# BDSI Python 101

Date: June 12, 2017

Instructor: Jonathan Stroud (stroud@umich.edu)

*******************************************************************
*******************************************************************

## Introduction
*Python* is a modern, robust, high level programming language. It is very easy to pick up even if you are completely new to programming.

*Jupyter notebooks* are a convenient way to write and execute Python code. They are widely used by data scientists and researchers. You're using one right now!

## Installation

In order to load these notebooks on your machine, you need to install Jupyter. You can do this with Anaconda, which includes many other python packages as well. If you prefer something lightweight, you can install Jupyter directly. 

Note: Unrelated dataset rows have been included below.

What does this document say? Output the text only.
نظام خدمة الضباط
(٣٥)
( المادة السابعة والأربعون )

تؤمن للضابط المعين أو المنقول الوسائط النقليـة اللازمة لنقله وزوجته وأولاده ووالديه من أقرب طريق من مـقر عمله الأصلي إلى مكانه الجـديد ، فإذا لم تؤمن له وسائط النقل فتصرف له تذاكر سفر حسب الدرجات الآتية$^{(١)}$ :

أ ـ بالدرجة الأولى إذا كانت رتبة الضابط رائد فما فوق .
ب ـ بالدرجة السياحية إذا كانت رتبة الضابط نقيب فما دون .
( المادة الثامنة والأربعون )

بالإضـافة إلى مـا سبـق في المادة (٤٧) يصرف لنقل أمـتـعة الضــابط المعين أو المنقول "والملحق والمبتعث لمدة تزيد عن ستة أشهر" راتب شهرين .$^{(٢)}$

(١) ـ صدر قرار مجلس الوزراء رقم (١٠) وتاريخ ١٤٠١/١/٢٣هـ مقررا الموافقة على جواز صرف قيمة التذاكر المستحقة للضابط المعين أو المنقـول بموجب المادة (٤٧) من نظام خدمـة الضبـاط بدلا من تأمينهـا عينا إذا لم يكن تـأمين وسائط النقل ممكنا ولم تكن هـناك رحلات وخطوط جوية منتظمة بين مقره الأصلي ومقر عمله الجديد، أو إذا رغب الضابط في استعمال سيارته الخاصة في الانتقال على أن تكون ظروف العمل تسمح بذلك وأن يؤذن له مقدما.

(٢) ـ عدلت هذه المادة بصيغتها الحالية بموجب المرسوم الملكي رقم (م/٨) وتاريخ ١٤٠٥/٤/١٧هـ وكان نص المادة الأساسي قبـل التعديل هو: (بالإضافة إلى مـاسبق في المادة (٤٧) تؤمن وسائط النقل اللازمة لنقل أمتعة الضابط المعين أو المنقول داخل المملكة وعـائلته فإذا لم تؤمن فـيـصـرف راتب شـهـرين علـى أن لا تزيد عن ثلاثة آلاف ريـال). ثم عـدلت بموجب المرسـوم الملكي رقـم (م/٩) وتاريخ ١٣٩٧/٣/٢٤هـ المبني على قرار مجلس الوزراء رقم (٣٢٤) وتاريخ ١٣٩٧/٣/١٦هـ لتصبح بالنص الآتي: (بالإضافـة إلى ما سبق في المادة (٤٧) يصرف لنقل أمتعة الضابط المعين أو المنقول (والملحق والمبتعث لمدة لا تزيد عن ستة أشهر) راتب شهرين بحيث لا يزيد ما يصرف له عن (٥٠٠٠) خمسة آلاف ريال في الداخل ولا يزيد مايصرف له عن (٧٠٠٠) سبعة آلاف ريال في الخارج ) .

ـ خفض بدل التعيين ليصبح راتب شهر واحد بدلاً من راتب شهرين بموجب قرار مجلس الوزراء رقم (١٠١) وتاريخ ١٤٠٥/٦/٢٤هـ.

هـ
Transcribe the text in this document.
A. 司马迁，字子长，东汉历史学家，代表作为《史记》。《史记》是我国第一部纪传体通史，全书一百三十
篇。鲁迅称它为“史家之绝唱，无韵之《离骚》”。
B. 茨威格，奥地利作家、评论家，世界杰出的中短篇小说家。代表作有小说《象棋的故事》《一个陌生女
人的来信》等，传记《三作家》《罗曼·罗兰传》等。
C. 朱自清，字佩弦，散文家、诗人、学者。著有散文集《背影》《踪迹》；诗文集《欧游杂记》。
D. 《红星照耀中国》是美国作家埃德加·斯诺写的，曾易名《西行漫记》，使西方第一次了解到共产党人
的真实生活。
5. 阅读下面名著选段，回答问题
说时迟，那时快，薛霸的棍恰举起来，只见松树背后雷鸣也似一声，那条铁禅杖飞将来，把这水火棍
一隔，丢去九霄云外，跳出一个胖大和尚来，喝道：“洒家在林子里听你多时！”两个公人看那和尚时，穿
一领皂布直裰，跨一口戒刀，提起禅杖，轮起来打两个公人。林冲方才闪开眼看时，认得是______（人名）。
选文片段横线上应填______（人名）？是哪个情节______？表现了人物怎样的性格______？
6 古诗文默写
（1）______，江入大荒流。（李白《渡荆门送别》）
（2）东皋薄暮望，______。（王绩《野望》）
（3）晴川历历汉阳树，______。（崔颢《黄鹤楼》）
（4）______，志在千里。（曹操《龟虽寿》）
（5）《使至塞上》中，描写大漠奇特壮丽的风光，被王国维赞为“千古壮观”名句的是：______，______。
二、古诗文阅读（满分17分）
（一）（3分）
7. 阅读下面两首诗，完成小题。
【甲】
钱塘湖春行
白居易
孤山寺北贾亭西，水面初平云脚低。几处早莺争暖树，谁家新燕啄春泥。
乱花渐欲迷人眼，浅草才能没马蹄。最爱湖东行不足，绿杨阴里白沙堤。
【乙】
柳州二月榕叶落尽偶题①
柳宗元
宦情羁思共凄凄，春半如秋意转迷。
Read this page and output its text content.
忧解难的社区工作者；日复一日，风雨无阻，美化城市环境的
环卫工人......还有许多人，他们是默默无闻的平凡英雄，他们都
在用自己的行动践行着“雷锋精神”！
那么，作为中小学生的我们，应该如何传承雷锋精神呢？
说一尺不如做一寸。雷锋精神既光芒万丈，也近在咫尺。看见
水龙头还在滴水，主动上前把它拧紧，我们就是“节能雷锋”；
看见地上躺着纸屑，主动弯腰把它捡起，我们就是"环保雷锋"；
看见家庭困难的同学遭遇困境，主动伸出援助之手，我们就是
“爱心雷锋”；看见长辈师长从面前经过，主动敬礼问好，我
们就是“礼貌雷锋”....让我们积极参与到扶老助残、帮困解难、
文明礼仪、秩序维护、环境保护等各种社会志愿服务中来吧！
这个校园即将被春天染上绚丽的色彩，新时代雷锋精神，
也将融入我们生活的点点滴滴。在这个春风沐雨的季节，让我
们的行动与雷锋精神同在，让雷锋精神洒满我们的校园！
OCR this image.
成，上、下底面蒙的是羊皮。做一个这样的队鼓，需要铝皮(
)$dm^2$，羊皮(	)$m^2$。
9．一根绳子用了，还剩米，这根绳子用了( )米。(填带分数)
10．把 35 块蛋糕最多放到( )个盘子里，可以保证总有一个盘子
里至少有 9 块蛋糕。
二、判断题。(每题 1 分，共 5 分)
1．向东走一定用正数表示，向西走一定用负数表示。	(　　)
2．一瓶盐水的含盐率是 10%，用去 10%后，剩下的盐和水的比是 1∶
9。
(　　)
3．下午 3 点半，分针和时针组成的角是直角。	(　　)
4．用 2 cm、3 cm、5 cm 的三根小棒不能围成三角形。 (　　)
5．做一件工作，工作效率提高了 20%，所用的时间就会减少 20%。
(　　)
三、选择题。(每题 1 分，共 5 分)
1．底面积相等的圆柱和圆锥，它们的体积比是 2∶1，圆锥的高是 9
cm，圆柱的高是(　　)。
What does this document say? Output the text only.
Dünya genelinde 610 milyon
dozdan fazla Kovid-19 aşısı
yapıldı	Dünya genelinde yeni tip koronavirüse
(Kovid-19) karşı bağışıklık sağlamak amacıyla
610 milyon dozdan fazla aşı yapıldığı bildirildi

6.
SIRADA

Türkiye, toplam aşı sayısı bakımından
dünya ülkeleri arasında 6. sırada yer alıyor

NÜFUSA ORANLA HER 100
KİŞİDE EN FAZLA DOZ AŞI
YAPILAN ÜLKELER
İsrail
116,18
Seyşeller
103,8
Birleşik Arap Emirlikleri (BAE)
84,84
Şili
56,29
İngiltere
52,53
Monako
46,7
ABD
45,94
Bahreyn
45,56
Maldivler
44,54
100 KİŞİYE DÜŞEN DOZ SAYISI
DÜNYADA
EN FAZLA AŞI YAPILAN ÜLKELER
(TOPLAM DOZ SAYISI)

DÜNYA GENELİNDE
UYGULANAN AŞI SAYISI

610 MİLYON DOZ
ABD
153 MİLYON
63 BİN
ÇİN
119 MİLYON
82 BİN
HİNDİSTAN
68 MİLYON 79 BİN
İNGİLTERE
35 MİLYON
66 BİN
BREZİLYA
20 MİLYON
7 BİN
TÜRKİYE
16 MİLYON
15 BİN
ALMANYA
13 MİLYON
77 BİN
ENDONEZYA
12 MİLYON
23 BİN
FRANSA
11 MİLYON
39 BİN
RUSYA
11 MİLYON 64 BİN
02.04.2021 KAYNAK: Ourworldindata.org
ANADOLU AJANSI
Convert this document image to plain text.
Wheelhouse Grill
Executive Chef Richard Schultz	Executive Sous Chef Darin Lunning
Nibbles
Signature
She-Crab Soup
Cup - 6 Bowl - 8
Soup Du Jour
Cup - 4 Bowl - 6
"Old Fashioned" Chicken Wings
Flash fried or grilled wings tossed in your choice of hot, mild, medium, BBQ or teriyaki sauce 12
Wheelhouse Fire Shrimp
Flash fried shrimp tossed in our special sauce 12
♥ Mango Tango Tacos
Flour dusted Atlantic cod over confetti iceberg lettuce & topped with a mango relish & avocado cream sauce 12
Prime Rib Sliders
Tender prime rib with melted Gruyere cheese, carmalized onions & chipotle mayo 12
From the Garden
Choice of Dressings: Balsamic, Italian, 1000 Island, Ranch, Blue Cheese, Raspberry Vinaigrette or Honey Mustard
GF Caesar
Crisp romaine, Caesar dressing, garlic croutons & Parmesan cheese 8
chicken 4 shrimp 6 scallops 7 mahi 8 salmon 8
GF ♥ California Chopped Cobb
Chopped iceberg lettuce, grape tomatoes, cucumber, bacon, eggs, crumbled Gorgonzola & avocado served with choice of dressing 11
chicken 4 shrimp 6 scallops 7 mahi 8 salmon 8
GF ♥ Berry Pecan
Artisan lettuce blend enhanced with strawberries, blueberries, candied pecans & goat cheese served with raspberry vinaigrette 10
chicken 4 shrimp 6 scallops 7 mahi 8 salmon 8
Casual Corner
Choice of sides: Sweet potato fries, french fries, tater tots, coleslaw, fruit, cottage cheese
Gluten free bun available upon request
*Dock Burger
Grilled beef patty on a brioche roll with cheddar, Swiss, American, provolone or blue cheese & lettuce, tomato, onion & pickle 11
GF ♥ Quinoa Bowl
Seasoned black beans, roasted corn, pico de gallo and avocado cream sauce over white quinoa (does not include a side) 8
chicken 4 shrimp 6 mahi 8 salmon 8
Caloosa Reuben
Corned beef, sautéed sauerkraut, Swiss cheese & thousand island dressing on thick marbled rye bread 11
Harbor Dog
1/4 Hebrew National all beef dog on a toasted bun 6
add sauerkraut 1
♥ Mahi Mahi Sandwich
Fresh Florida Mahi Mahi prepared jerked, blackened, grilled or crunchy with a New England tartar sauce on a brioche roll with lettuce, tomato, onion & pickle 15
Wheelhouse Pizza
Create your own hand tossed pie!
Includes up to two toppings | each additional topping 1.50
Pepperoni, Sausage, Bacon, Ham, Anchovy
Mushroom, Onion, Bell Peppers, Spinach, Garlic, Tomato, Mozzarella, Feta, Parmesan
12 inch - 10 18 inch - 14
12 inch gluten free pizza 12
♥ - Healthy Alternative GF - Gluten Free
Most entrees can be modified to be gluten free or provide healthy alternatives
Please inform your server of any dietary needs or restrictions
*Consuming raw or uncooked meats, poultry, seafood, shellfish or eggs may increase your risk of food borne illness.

### Option 1: With Anaconda (preferred)

Follow the instructions on Anaconda's website, here: https://www.continuum.io/downloads. Anaconda includes everything you need for these tutorials. **\*\*These tutorials assume you are using Python 2.7.**

Once you're done with that, open a terminal and enter

```
jupyter notebook
```

Congrats! You're running Jupyter. The interface should appear in your browser.

### Option 2: With plain Python

#### 1. Install Python

Mac OS X and Linux comes pre installed with python. Windows users can download python from https://www.python.org/downloads/ .

**\*\*These tutorials assume you are using Python 2.7.**

#### 2. Install Jupyter

To install Jupyter, open a terminal and run

```
pip install jupyter
```

Once you're done with that, open a terminal and enter

```
jupyter notebook
```

Congrats! You're running Jupyter. The interface should appear in your browser.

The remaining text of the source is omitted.